Monday, April 12, 2010

Shekhar Kapur

The power of not knowing. Everyday when I go out to prepare a film, we prepare too much, we know too much, knowledge becomes a weight on wisdom. Simple words lost in the quicksand of experience. I come up and I say “What am I going to do today?” I’m not going to do what I planned to do. I’m going to put myself into an absolute panic—it’s my one way of getting rid of my mind. Getting rid of this mind that’s saying “Hey you know what you’re doing, you know exactly what you’re doing, you’re a director, you’ve done it for years.” So I gotta get there and be in complete panic. It’s a symbolic gesture, I tear up the script. I panic myself. I get scared. As you can see I’m doing it now, I’m getting nervous. I start to say “ I don’t know what I’m doing, I don’t know what to say, I don’t know how to go there.” And as I go there they ask me, “Do you know what you’re going to do?” and I say “Of course I do.” I am allowing myself to go into chaos. Because out of chaos I’m hoping some moments of truth will come. All preparation is preparation, I don’t even know if it’s honest. I don’t even know if it’s truthful. The truth comes on the moment, organically, and if you get 5 great moments of organic storytelling, or on film, on your film, your audiences will get it. I’m looking for those moments…

The first thing I learned about storytelling was panic. Panic, panic. Panic is the great access to creativity. That’s the only way to get rid of your mind. Get rid of your mind. Get out of it and let’s go to the Universe because there’s something out there that’s more truthful than your mind.

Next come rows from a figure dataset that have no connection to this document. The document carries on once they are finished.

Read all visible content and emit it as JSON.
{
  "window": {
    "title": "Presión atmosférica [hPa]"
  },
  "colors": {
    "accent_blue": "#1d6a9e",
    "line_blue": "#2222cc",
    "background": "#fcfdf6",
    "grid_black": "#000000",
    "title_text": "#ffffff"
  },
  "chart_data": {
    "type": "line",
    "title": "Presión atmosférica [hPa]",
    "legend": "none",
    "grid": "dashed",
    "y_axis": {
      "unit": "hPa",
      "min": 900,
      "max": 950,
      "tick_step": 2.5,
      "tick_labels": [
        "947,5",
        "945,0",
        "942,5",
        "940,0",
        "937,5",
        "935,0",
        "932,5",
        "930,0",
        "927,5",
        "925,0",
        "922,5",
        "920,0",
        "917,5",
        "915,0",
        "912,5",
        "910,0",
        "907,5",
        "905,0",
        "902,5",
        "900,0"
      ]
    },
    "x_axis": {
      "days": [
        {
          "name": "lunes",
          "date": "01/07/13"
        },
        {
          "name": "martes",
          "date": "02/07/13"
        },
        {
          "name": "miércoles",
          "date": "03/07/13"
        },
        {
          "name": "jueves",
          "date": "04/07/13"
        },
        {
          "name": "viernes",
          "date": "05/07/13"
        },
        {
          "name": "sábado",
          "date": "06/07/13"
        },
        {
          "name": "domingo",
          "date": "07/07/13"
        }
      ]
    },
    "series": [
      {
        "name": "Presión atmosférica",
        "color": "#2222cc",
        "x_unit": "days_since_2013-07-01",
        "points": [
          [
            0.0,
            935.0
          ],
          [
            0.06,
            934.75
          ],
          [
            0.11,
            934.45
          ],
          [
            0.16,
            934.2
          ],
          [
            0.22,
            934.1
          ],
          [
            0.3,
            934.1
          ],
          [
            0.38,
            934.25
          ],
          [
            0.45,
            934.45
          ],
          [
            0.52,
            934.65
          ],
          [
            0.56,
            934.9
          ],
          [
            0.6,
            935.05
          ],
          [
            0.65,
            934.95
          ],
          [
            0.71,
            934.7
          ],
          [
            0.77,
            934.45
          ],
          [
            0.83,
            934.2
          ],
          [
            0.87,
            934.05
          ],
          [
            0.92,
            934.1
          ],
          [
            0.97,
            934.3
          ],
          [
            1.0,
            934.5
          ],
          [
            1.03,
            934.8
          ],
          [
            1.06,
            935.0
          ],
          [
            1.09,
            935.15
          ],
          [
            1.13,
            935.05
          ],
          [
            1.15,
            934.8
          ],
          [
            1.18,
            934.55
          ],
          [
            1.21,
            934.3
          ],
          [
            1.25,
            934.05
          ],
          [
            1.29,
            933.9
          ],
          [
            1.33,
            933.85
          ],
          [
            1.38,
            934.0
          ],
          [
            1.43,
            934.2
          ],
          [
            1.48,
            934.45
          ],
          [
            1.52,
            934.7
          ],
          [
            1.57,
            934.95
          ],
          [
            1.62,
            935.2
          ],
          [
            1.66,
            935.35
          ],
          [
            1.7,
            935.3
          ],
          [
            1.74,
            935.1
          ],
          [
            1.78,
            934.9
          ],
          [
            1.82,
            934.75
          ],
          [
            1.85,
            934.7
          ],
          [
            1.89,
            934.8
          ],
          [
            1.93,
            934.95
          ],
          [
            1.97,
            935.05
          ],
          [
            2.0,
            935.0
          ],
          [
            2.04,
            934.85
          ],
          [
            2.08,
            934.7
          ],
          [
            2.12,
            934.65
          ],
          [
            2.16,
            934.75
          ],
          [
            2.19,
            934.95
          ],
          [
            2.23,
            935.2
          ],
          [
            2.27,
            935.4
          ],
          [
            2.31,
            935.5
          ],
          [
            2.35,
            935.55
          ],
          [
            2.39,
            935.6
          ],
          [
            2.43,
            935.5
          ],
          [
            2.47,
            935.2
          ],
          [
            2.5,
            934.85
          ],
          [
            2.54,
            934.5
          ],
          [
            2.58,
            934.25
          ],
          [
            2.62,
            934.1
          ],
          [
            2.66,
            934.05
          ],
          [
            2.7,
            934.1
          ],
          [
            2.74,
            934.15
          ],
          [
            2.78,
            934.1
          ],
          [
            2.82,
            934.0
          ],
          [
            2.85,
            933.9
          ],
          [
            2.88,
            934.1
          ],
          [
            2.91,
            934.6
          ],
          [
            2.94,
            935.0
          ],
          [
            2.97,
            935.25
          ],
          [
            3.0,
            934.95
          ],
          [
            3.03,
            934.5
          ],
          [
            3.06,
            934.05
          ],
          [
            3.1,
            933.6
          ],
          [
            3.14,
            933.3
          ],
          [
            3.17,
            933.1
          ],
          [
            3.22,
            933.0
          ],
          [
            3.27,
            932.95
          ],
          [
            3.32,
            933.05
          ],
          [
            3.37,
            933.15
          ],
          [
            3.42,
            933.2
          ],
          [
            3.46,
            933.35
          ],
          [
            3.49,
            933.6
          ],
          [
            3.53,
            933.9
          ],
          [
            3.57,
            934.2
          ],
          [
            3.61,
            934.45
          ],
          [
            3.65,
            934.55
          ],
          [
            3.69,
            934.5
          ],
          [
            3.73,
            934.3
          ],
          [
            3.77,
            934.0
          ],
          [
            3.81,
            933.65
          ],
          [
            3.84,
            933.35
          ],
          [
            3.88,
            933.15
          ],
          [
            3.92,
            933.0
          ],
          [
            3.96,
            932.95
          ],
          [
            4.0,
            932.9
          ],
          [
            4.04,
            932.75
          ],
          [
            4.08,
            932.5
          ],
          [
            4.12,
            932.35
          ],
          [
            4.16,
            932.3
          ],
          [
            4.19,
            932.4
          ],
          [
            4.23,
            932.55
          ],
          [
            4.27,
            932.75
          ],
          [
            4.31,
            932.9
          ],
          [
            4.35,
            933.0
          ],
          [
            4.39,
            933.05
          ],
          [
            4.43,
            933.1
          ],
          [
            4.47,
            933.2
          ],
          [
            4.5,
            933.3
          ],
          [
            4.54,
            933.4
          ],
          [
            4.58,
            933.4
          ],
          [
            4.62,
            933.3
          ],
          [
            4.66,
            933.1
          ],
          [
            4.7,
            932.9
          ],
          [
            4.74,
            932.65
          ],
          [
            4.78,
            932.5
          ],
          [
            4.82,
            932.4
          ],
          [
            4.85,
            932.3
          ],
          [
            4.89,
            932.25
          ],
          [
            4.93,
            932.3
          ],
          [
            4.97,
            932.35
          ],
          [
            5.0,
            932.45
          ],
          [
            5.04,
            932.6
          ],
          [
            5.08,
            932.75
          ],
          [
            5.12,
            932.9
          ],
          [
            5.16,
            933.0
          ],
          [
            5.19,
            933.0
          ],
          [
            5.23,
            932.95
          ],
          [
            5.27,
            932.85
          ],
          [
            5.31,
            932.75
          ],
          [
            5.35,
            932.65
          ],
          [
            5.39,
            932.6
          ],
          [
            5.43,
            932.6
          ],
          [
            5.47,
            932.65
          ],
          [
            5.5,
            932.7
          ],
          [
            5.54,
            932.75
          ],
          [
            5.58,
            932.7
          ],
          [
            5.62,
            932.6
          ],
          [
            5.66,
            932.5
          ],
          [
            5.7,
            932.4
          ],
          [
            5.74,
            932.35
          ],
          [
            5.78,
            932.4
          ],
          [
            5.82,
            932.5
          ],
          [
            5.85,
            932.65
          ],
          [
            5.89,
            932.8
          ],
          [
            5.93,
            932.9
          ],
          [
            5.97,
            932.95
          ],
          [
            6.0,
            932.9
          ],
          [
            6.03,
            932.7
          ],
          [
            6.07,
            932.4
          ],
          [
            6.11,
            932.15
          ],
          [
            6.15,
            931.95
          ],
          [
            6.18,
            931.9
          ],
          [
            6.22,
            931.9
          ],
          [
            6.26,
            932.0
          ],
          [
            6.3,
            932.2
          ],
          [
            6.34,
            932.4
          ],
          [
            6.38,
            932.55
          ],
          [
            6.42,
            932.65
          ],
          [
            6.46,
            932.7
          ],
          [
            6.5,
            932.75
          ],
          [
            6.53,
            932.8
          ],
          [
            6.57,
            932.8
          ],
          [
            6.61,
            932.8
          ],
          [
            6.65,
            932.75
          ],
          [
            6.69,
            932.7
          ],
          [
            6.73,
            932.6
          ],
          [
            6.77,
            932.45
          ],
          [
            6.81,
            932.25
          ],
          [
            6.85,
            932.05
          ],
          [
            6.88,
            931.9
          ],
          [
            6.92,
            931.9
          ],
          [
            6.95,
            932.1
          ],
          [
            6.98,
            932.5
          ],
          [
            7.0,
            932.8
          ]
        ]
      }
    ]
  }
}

Find the emptiness, and then out of emptiness find the moment of creativity.

If someone doesn’t have a story, they don’t exist. I tell a story, therefore I exist. We create stories to define our existence.

The problem with storytelling in Hollywood is that we try to resolve a contradiction. Harmony is not resolution. It is a suggestion of a thing much larger than resolution. Harmony is something that is embracing and universal and off of eternity and off the moment. Resolution is limited, it is finite. Harmony is infinite. Storytelling is looking for harmony and infinity in moral resolutions, it is about resolving one and letting another one go, letting another one go, and asking questions is really important.